More fun than you think. Or I'm just easily amused.
Not so glamorous housewife, who is a crocheter par excellence and also writes
a not so glamorous blog (at first I thought she was fibbing, and might have actually been Martha incognito, because she was glamorous enough to get hate mail, but then she posted a picture of a porcelain teapot-santa and that closed the book on the issue) wanted me to make
a Sophie's choice between wine and meat, but I know she would never really ask me to choose, so I'm completely disregarding that question and jumping onto
if you were an animal what would you be?,
what was your favorite crochet project of all time? and
how do I make my children leave me alone for a couple of minutes while I type this?
And I can only say: not the neighbor's pug because his owners have the worst fashion sense and the poor pooch is visibly suffering (still aiming for an intervention and/or dognap at some point), the time that I made the thing at Blog Camp after I suddenly remembered that I do know how to crochet, and either unhave them, but if that is a too-permanent solution for your taste, just stick them back into the womb to cool off until they hit 13.
Aren't you all glad I don't have offspring?
Iasa who also loves Patsy and Edina of Absolutely Fabulous at
Blissfully Unaware Loungesinger wanted to know h
ow much distance is one allowed to go in order to circumvent the police before one is just being silly? and
which musical celeb would you have a fantasy about in which 10 foot red licorice whips play a prominent role?
Depends on whether one is for example driving illegally, in which case the further away the better, but other than that I would say 1,4 miles. Beyond that seems a little much. Unless of course you're a criminal.
Are you?
(begin questionable section)
And make that black licorice and no celeb will be necessary. However, if the color of the licorice is non-negotiable then Brad Paisley for his lassoing skills (Does he lasso? Don't know. He wears a cowboy hat though, and that must mean that he can lasso too? Right? Stereotype my patootie.) or the Dixie Chicks for their Bush criticizing ways. Yup. All three.

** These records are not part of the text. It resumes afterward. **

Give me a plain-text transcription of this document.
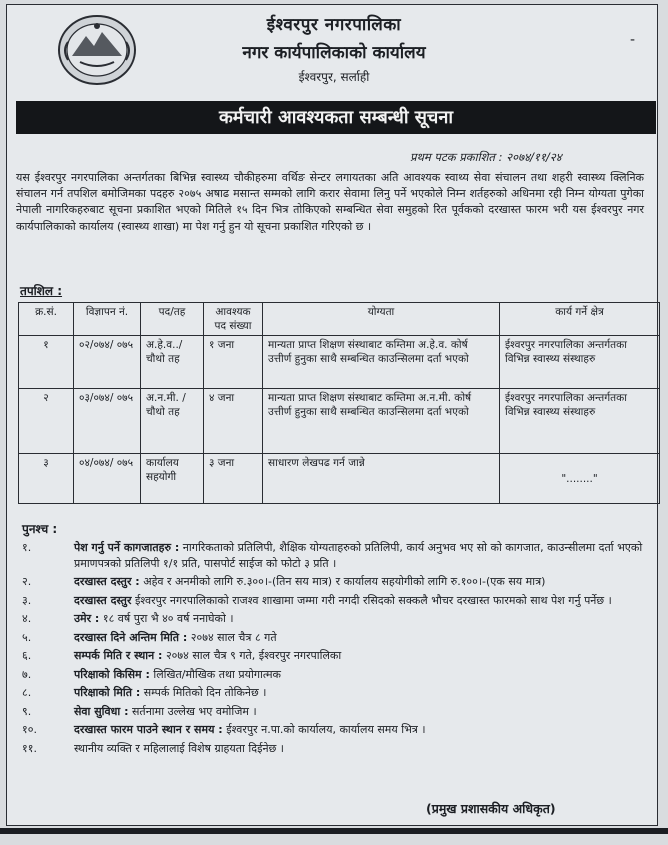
ईश्वरपुर नगरपालिका
नगर कार्यपालिकाको कार्यालय
ईश्वरपुर, सर्लाही
-
कर्मचारी आवश्यकता सम्बन्धी सूचना
प्रथम पटक प्रकाशित : २०७४/११/२४
यस ईश्वरपुर नगरपालिका अन्तर्गतका बिभिन्न स्वास्थ्य चौकीहरुमा वर्थिङ सेन्टर लगायतका अति आवश्यक स्वाथ्य सेवा संचालन तथा शहरी स्वास्थ्य क्लिनिक संचालन गर्न तपशिल बमोजिमका पदहरु २०७५ अषाढ मसान्त सम्मको लागि करार सेवामा लिनु पर्ने भएकोले निम्न शर्तहरुको अधिनमा रही निम्न योग्यता पुगेका नेपाली नागरिकहरुबाट सूचना प्रकाशित भएको मितिले १५ दिन भित्र तोकिएको सम्बन्धित सेवा समुहको रित पूर्वकको दरखास्त फारम भरी यस ईश्वरपुर नगर कार्यपालिकाको कार्यालय (स्वास्थ्य शाखा) मा पेश गर्नु हुन यो सूचना प्रकाशित गरिएको छ ।
तपशिल :
क्र.सं.	विज्ञापन नं.	पद/तह	आवश्यक पद संख्या	योग्यता	कार्य गर्ने क्षेत्र
१	०२/०७४/ ०७५	अ.हे.व../ चौथो तह	१ जना	मान्यता प्राप्त शिक्षण संस्थाबाट कम्तिमा अ.हे.व. कोर्ष उत्तीर्ण हुनुका साथै सम्बन्धित काउन्सिलमा दर्ता भएको	ईश्वरपुर नगरपालिका अन्तर्गतका विभिन्न स्वास्थ्य संस्थाहरु
२	०३/०७४/ ०७५	अ.न.मी. / चौथो तह	४ जना	मान्यता प्राप्त शिक्षण संस्थाबाट कम्तिमा अ.न.मी. कोर्ष उत्तीर्ण हुनुका साथै सम्बन्धित काउन्सिलमा दर्ता भएको	ईश्वरपुर नगरपालिका अन्तर्गतका विभिन्न स्वास्थ्य संस्थाहरु
३	०४/०७४/ ०७५	कार्यालय सहयोगी	३ जना	साधारण लेखपढ गर्न जान्ने	"........"
पुनश्च :
१.	पेश गर्नु पर्ने कागजातहरु : नागरिकताको प्रतिलिपी, शैक्षिक योग्यताहरुको प्रतिलिपी, कार्य अनुभव भए सो को कागजात, काउन्सीलमा दर्ता भएको प्रमाणपत्रको प्रतिलिपी १/१ प्रति, पासपोर्ट साईज को फोटो ३ प्रति ।
२.	दरखास्त दस्तुर : अहेव र अनमीको लागि रु.३००।-(तिन सय मात्र) र कार्यालय सहयोगीको लागि रु.१००।-(एक सय मात्र)
३.	दरखास्त दस्तुर ईश्वरपुर नगरपालिकाको राजश्व शाखामा जम्मा गरी नगदी रसिदको सक्कलै भौचर दरखास्त फारमको साथ पेश गर्नु पर्नेछ ।
४.	उमेर : १८ वर्ष पुरा भै ४० वर्ष ननाघेको ।
५.	दरखास्त दिने अन्तिम मिति : २०७४ साल चैत्र ८ गते
६.	सम्पर्क मिति र स्थान : २०७४ साल चैत्र ९ गते, ईश्वरपुर नगरपालिका
७.	परिक्षाको किसिम : लिखित/मौखिक तथा प्रयोगात्मक
८.	परिक्षाको मिति : सम्पर्क मितिको दिन तोकिनेछ ।
९.	सेवा सुविधा : सर्तनामा उल्लेख भए वमोजिम ।
१०.	दरखास्त फारम पाउने स्थान र समय : ईश्वरपुर न.पा.को कार्यालय, कार्यालय समय भित्र ।
११.	स्थानीय व्यक्ति र महिलालाई विशेष ग्राहयता दिईनेछ ।
(प्रमुख प्रशासकीय अधिकृत)
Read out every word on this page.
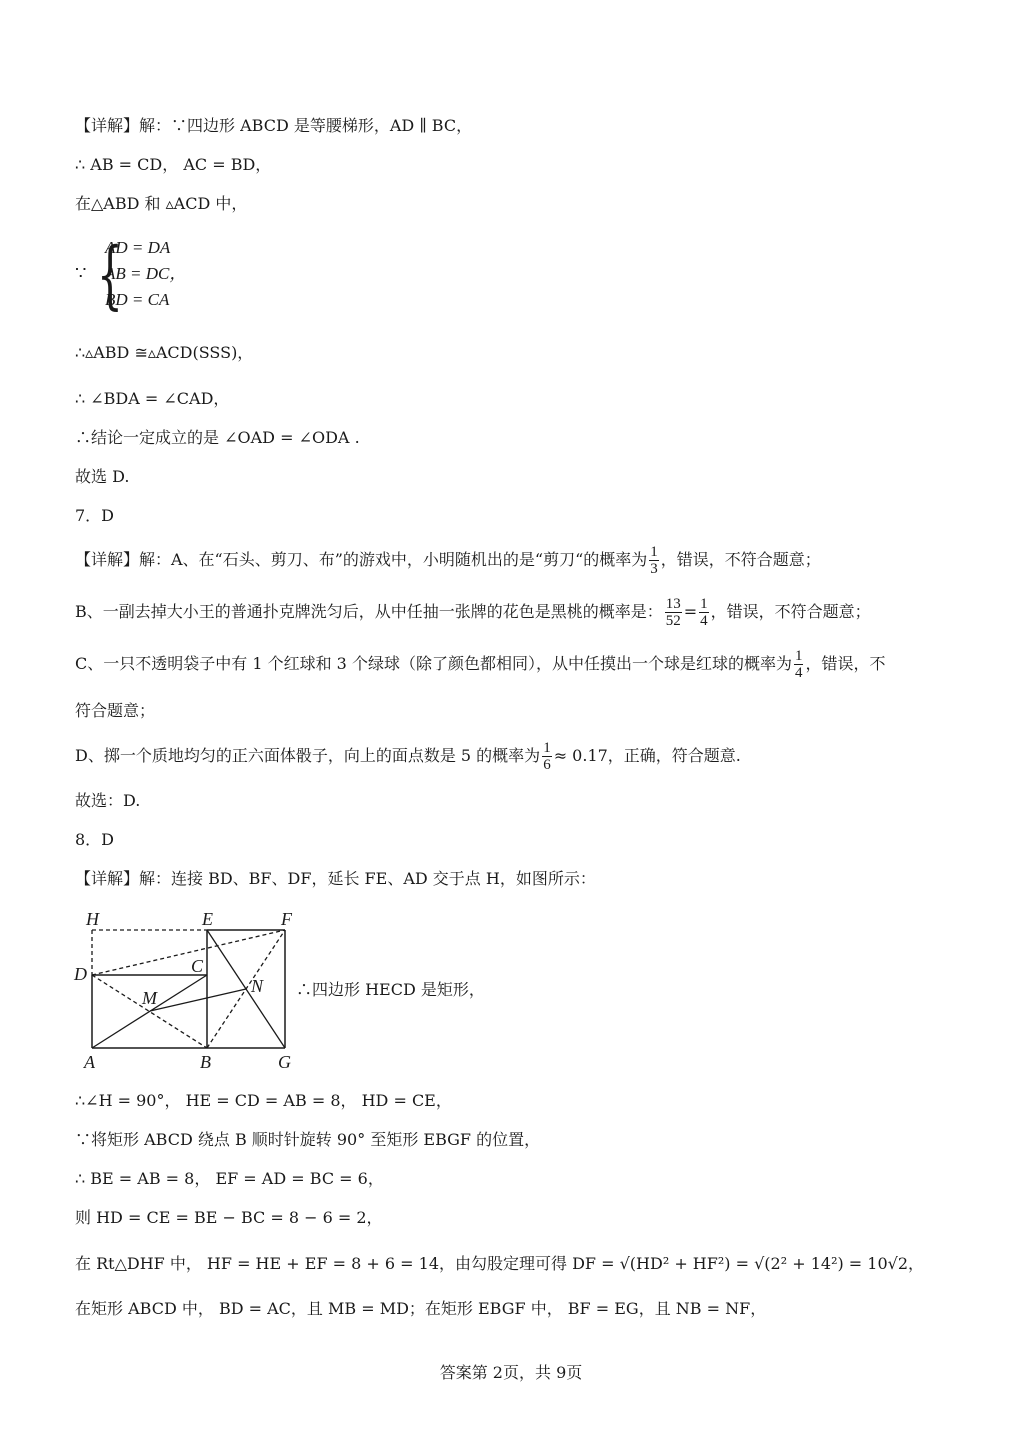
【详解】解：∵四边形 ABCD 是等腰梯形，AD ∥ BC，
∴ AB = CD， AC = BD，
在△ABD 和 ▵ACD 中，
∵ {
AD = DA
AB = DC，
BD = CA
∴▵ABD ≅▵ACD(SSS)，
∴ ∠BDA = ∠CAD，
∴结论一定成立的是 ∠OAD = ∠ODA .
故选 D.
7．D
【详解】解：A、在“石头、剪刀、布”的游戏中，小明随机出的是“剪刀“的概率为 $\frac{1}{3}$ ，错误，不符合题意；
B、一副去掉大小王的普通扑克牌洗匀后，从中任抽一张牌的花色是黑桃的概率是： $\frac{13}{52} = \frac{1}{4}$ ，错误，不符合题意；
C、一只不透明袋子中有 1 个红球和 3 个绿球（除了颜色都相同），从中任摸出一个球是红球的概率为 $\frac{1}{4}$ ，错误，不
符合题意；
D、掷一个质地均匀的正六面体骰子，向上的面点数是 5 的概率为 $\frac{1}{6} \approx 0.17$，正确，符合题意.
故选：D.
8．D
【详解】解：连接 BD、BF、DF，延长 FE、AD 交于点 H，如图所示：
H	E	F
D	C
N
M
A	B	G
∴四边形 HECD 是矩形，
∴∠H = 90°， HE = CD = AB = 8， HD = CE，
∵将矩形 ABCD 绕点 B 顺时针旋转 90° 至矩形 EBGF 的位置，
∴ BE = AB = 8， EF = AD = BC = 6，
则 HD = CE = BE − BC = 8 − 6 = 2，
在 Rt△DHF 中， HF = HE + EF = 8 + 6 = 14，由勾股定理可得 DF = √(HD² + HF²) = √(2² + 14²) = 10√2，
在矩形 ABCD 中， BD = AC，且 MB = MD；在矩形 EBGF 中， BF = EG，且 NB = NF，
答案第 2页，共 9页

(end questionable section)
And finally
Optimistic Pessimist had some important issues she wanted my opinion on. Such as
how do you know you really exist?
Duh, I Googled myself, and I came up.
In Mexico, but nonetheless.
And
If there was a war between leprechauns and aliens, who would win?
Dude, the multitude of mercenaries the leprechauns can buy with that gold tilts the scales so much I can't even really bring myself to comment.
Ya.
Done! Can't do no more. Ta.
The rest will become posts in their own right at some point. Promise with my fingers only a little crossed.
Air kisses and I've-just-had-my-boobs-done hugs. Till tomorrow!